Statistical analysis
The continuous variables of biological assay were showed as mean ± SD. Grubbs’ test was used to detect outliers, which were discarded for subsequent analyses. Differences between two groups were analysed by t-test from the SciPy package. Differences in steatosis scores were detected using the Chi-squared test. Missing values were dropped before the analysis. Categorical variables were analysed using Chi-square test. Principal component analysis (PCA) was performed on transcriptomics data sets to explore the quality of data and detect possible outliers. All results were considered statistically significant at p < 0.05. Statistical analyses were performed using Python 3.7 and R (v4.0.3) was used for data visualisation.
Conflict of interest statement
AM, JB and MU are the founder and shareholders of ScandiBio Therapeutics and they filed a patent application on the use of CMA to treat NAFLD patients. The other authors declare no conflict of interest.
Funding
This work was financially supported by the Agency for Business Competitiveness of the Government of Catalonia (ACCIÓ) [TECCT11-1-0012]. This work was financially supported by the Centre for the Development of Industrial Technology (CDTI) of the Spanish Ministry of Science and Innovation under grant agreement: TECNOMIFOOD project (CER-20191010). This work was financially supported by ScandiBio Therapeutics and Knut and Alice Wallenberg Foundation.
Author contributions
A.M., A.C., M.U., and J.B. designed the study; J.M.P., N.B., J.M.B., and L.A. did the experiments; H.Y., M.Y., and C.Z. analyzed the transcriptomics data; H.Y. and C.Z. interpreted the data; H.Y. wrote the manuscript; and all authors helped revise the manuscript.
Supplementary datasets
Dataset S1: List of genes identified in liver transcriptomics and DEGs comparing HFD to control, HFD+MI_D1 to HFD, HFD+MI_D2 to HFD, and HFD+MI_D1 to HFD+MI_D2, respectively.
Dataset S2: KEGG pathway and GO enrichment analysis for DEGs in HFD versus control and HFD+MI_D2 versus HFD.
Dataset S3: Reporter metabolites are presented using the differential expression pf genes in the liver tissue of the CMA-treated hamsters compared with that of the liver tissue of the HFD hamsters.

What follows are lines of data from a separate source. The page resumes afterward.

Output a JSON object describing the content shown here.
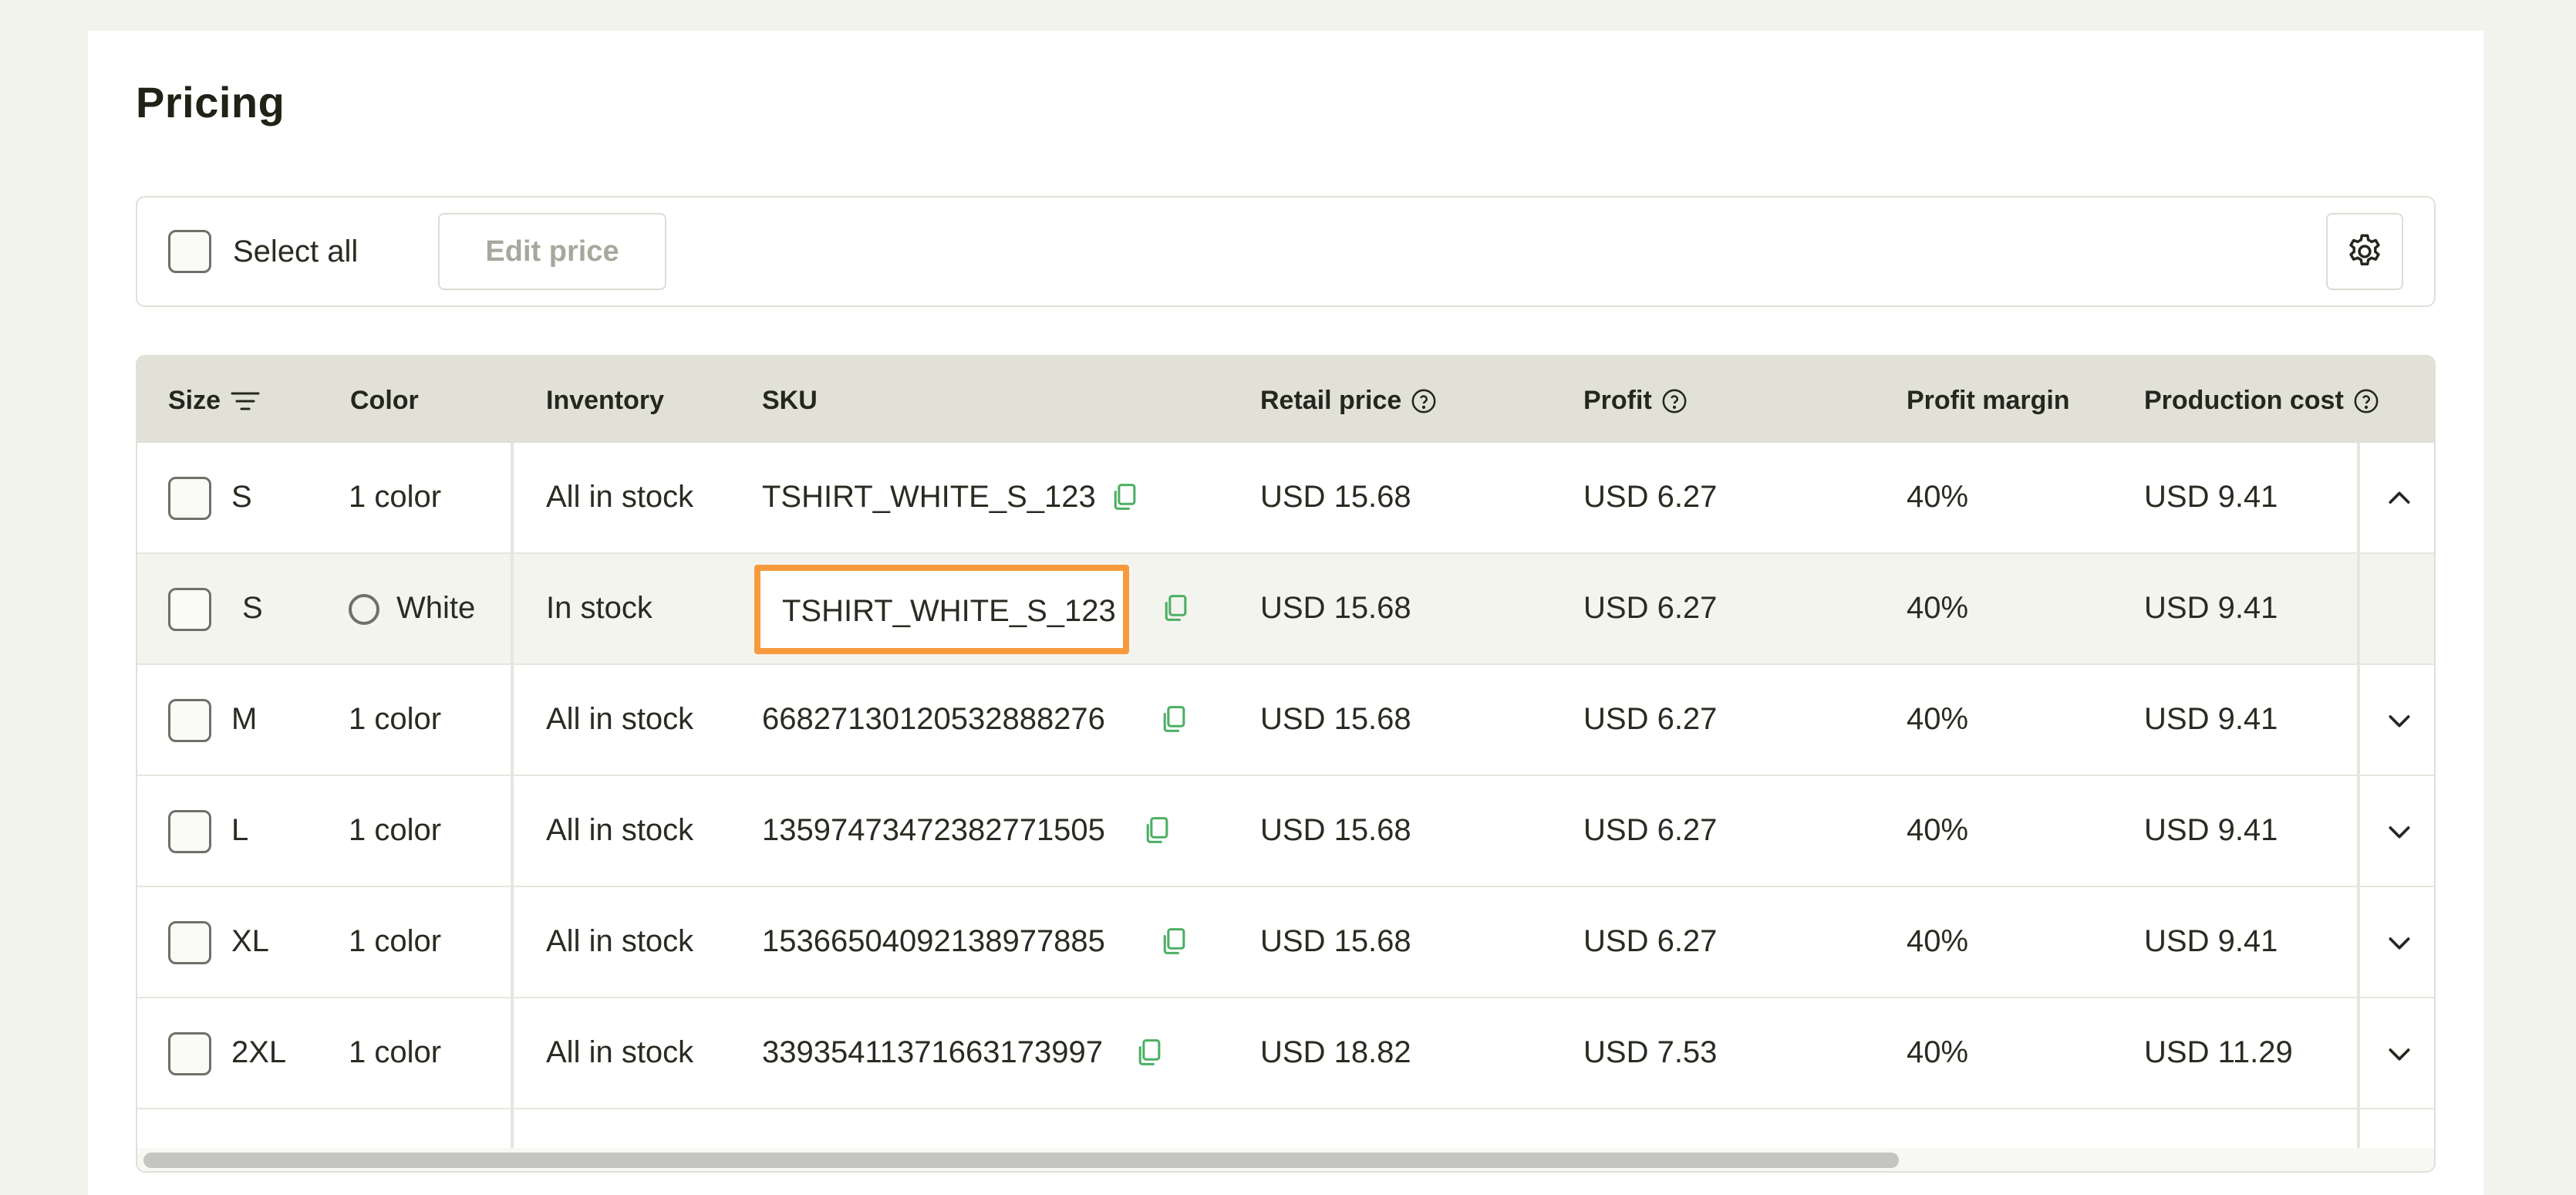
{
  "page": {
    "title": "Pricing"
  },
  "toolbar": {
    "select_all_label": "Select all",
    "edit_price_label": "Edit price",
    "settings_icon": "gear-icon"
  },
  "table": {
    "headers": {
      "size": "Size",
      "color": "Color",
      "inventory": "Inventory",
      "sku": "SKU",
      "retail_price": "Retail price",
      "profit": "Profit",
      "profit_margin": "Profit margin",
      "production_cost": "Production cost"
    },
    "rows": [
      {
        "size": "S",
        "color": "1 color",
        "inventory": "All in stock",
        "sku": "TSHIRT_WHITE_S_123",
        "retail": "USD 15.68",
        "profit": "USD 6.27",
        "margin": "40%",
        "cost": "USD 9.41",
        "expanded": true
      },
      {
        "size": "S",
        "color": "White",
        "inventory": "In stock",
        "sku": "TSHIRT_WHITE_S_123",
        "retail": "USD 15.68",
        "profit": "USD 6.27",
        "margin": "40%",
        "cost": "USD 9.41",
        "variant": true
      },
      {
        "size": "M",
        "color": "1 color",
        "inventory": "All in stock",
        "sku": "66827130120532888276",
        "retail": "USD 15.68",
        "profit": "USD 6.27",
        "margin": "40%",
        "cost": "USD 9.41"
      },
      {
        "size": "L",
        "color": "1 color",
        "inventory": "All in stock",
        "sku": "13597473472382771505",
        "retail": "USD 15.68",
        "profit": "USD 6.27",
        "margin": "40%",
        "cost": "USD 9.41"
      },
      {
        "size": "XL",
        "color": "1 color",
        "inventory": "All in stock",
        "sku": "15366504092138977885",
        "retail": "USD 15.68",
        "profit": "USD 6.27",
        "margin": "40%",
        "cost": "USD 9.41"
      },
      {
        "size": "2XL",
        "color": "1 color",
        "inventory": "All in stock",
        "sku": "33935411371663173997",
        "retail": "USD 18.82",
        "profit": "USD 7.53",
        "margin": "40%",
        "cost": "USD 11.29"
      }
    ]
  },
  "colors": {
    "highlight": "#f79a3e",
    "copy_icon": "#4caf63",
    "header_bg": "#e1e1d8"
  }
}
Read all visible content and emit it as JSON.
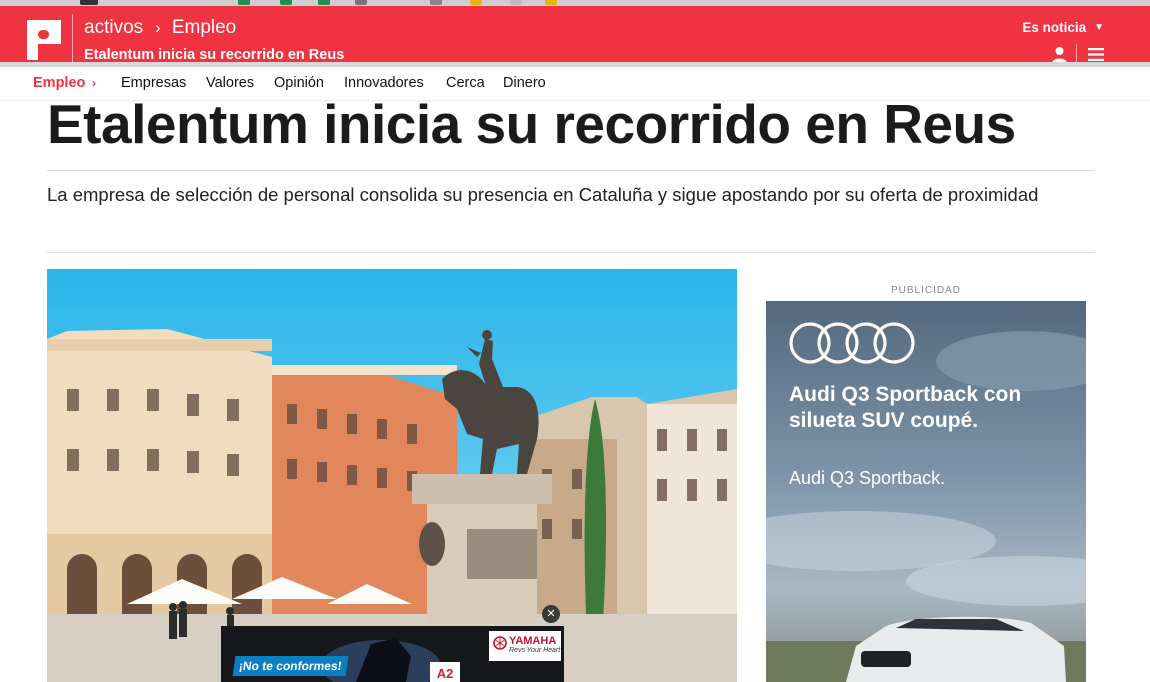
{
  "header": {
    "breadcrumb": {
      "section": "activos",
      "subsection": "Empleo"
    },
    "subtitle": "Etalentum inicia su recorrido en Reus",
    "dropdown_label": "Es noticia"
  },
  "secondary_nav": {
    "active": "Empleo",
    "items": [
      "Empresas",
      "Valores",
      "Opinión",
      "Innovadores",
      "Cerca",
      "Dinero"
    ]
  },
  "article": {
    "headline": "Etalentum inicia su recorrido en Reus",
    "lede": "La empresa de selección de personal consolida su presencia en Cataluña y sigue apostando por su oferta de proximidad"
  },
  "sidebar_ad": {
    "label": "PUBLICIDAD",
    "title": "Audi Q3 Sportback con silueta SUV coupé.",
    "subtitle": "Audi Q3 Sportback."
  },
  "floating_ad": {
    "tagline": "¡No te conformes!",
    "brand": "YAMAHA",
    "brand_tagline": "Revs Your Heart",
    "license_badge": "A2",
    "close_symbol": "✕"
  },
  "icons": {
    "crumb_separator": "chevron-right-icon",
    "dropdown": "chevron-down-icon",
    "user": "user-icon",
    "menu": "hamburger-menu-icon"
  },
  "colors": {
    "brand_red": "#ef3340",
    "text": "#1b1b1b"
  }
}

Dataset S4: Composition of the diets used in the study.
Acknowledgments
We gratefully acknowledge the help of Yaiza Tobajas, Anna Antolín, Iris Triguero, Cristina Egea and Gertruda Chomiciute, who are laboratory technicians at the Technological Unit of Nutrition and Health of Eurecat, for their technical support. The author would like to thank NGI Sweden for generation of transcriptomics data. AM and HY acknowledge support from the PoLiMeR Innovative Training Network (Marie Skłodowska-Curie Grant Agreement No. 812616) which has received funding from the European Union’s Horizon 2020 research and innovation programme. The computations were performed on resources provided by SNIC through Uppsala Multidisciplinary Center for Advanced Computational Science (UPPMAX) under Project SNIC 2020/16-69.